Take one reference to the boxed `T` inside a `Foo` of the `Pointer`
variant. It doesn't even have to be mutable. Then use a mutable reference
to the enum object itself to change the variant to `Integer`. Reading from
the first reference now is a use-after-free, since the boxed T was freed
when the variant changed. If you'd taken a reference to the box instead,
you'd be trying to follow a garbage pointer.

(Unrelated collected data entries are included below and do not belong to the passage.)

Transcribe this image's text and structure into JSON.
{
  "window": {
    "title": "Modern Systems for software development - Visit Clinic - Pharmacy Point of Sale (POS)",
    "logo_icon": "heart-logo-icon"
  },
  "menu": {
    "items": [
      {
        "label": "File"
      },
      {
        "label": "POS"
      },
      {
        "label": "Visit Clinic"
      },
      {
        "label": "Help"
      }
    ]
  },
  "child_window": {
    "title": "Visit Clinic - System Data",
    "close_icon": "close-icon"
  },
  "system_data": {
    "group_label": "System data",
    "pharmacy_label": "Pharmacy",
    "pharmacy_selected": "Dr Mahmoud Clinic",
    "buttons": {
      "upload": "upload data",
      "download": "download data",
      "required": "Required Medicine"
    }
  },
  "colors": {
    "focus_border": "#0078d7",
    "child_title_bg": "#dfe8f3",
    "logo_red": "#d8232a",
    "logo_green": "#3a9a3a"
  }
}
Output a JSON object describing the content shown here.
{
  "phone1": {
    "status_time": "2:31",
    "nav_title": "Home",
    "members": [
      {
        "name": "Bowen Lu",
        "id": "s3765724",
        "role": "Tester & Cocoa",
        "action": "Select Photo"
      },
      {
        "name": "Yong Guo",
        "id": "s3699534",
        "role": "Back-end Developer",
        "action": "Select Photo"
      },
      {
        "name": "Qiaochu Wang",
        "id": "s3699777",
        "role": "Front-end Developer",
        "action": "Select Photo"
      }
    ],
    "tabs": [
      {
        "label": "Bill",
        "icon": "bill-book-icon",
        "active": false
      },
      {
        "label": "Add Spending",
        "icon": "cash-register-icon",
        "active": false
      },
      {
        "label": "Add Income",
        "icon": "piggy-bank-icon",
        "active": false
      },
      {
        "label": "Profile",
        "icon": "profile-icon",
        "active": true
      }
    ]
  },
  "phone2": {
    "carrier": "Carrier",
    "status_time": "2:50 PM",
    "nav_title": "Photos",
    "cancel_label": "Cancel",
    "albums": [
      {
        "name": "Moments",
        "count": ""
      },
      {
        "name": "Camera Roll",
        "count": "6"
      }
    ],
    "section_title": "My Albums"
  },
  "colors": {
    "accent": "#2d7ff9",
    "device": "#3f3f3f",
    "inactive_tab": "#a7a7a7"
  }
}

2014-09-19 17:32 GMT+02:00 Clark Gaebel <cg.wowus...@gmail.com>:

> You can use a Vec> for this.
> —
> Sent from Mailbox <https://www.dropbox.com/mailbox>
>
>
> On Fri, Sep 19, 2014 at 1:14 AM, Manish Goregaokar <manishsm...@gmail.com>
> wrote:
>
>> Iterator invalidation is a common memory safety issue where you have two
>> references being simultaneously used -- one mutable, one immutable. With
>> multiple mutable references worse errors can happen.
>>
>> -Manish Goregaokar
>>
>> On Fri, Sep 19, 2014 at 1:09 PM, silvio <silvio.fris...@gmail.com> wrote:
>>
>>> Hi Rust,
>>>
>>> I've recently tried to investigate rust's claim of being fast and had a
>>> look at debian shootout.
>>>
>>> A particular program I took a looked at is the n-body problem in which
>>> you have to loop over pairs of bodies to calculate their gravitational
>>> attraction. What struck me as strange was the number of indexing
>>> operations.
>>>
>>> bodies[i]
>>> bodies[j]
>>> bodies[i]
>>> bodies[j]
>>> ...
>>>
>>> Now I don't know if the compiler is smart enough to optimize this away.
>>> However, it seems generally impossible to make references.
>>>
>>> let mut body_i = bodies.someMethod(i)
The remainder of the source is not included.